I should’ve kissed her before he came back and made her realize she’d felt so lonely.
He loved the anger that made her skin mottle. He was guessing, but he bet anger made her cry as often as sadness. He wished Lynne had had more fight in her. Maybe she had at first but it was soon reduced to helplessness. He loved Maggie’s sturdiness. He laughed as he thought that—what woman wanted to be admired for something like that?
It crossed his mind that a smart man would move on before things got complicated but it was already too late for that. The minute she had confided she was being sued, he’d submitted an application to the Colorado bar for license to practice here. Colorado had reciprocity with Michigan; he wouldn’t have to take the bar in this state to be licensed, but he did have to apply. Which he had done without saying anything to anyone. He gave one reference in Colorado. Sully. They might not even ask him.
A part of him thought it might bring Maggie peace of mind to learn he wasn’t just a homeless bum but a professional legal mind. Yet he hadn’t shared. Not yet. He wasn’t quite ready to tell everything. Some of it was still too private.
He sat by his fire, thinking. He gave her some time to find him. He didn’t feed the fire; he let it burn out. Then he went prowling, looking for her. If he had to, he’d knock on the door and call her out. Their routine had made him happy. He didn’t know if he was finally working through his issues or if it was something about the crossing—the spot where the Continental Divide separated the east from the west, where everything felt balanced. It was probably just that he’d been looking for a deeper understanding, for self-discovery, for a couple of years now and he was finally stumbling upon it. Pure accident.
She was sitting on her back porch steps in the dark. No fire. Her view? The garden, which was all dirt so far.
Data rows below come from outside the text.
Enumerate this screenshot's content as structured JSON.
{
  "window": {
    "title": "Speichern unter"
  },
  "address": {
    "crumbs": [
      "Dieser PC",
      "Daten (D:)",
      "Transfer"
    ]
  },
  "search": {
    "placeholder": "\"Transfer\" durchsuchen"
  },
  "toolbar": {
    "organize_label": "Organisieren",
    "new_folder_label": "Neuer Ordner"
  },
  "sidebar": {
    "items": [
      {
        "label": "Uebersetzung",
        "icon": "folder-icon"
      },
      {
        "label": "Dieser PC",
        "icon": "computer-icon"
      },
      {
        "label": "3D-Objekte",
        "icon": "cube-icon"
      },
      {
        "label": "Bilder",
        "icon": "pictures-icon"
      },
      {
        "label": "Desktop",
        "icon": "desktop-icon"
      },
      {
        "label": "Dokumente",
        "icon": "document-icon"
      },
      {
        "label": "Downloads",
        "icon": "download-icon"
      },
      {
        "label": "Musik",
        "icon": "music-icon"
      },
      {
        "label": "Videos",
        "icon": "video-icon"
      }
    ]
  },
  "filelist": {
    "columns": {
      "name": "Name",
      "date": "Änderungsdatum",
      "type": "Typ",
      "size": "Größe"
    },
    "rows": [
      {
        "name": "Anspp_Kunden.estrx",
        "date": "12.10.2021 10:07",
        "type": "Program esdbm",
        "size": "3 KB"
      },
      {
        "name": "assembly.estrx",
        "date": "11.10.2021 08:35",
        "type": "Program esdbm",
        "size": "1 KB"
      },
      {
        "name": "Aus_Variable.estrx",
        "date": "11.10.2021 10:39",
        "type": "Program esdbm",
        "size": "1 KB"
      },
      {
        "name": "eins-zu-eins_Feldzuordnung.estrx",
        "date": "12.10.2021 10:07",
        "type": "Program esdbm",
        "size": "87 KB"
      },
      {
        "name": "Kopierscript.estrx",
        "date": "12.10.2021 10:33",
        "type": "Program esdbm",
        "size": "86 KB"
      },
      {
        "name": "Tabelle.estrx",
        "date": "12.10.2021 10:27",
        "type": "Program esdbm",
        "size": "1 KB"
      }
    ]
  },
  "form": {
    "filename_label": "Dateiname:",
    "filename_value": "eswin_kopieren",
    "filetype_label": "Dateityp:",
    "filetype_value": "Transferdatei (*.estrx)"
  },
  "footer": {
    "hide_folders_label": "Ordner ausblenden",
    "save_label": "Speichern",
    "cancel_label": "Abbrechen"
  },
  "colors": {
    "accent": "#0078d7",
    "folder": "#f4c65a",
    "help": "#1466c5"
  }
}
“There you are,” he said. “Hiding.”
“It’s not a good night, Calvin,” she said.
“All right, I get that. I was waiting down by the lake. You shouldn’t do that, you know—bring me a beer at night, cozy up and talk in the dark and then shut down. I won’t know how to act tomorrow.”
“Don’t act,” she advised. “Just try to be normal. Just be a guy. You didn’t see anything, you didn’t hear anything. Just be a regular blissfully ignorant man.”
“I’m not that guy.”
“Famous last words,” she said.
“He hurt you,” Cal said. “I thought you might want to talk about it.”
“Are you some kind of counselor? What’s with all this understanding and sensitivity? Because the men I know are not like you. They don’t care about how a woman feels. They’re scared of women’s feelings. And they won’t admit to having feelings of their own, but boy, do they work at protecting them. Defending them.”
“Well, damn, I’m honored. You think I’m not like the men you know?” He sat on the step beside her. “Were you in love with him?”
She shrugged. “Probably not.”
“You’re pouting a lot for nothing, then.”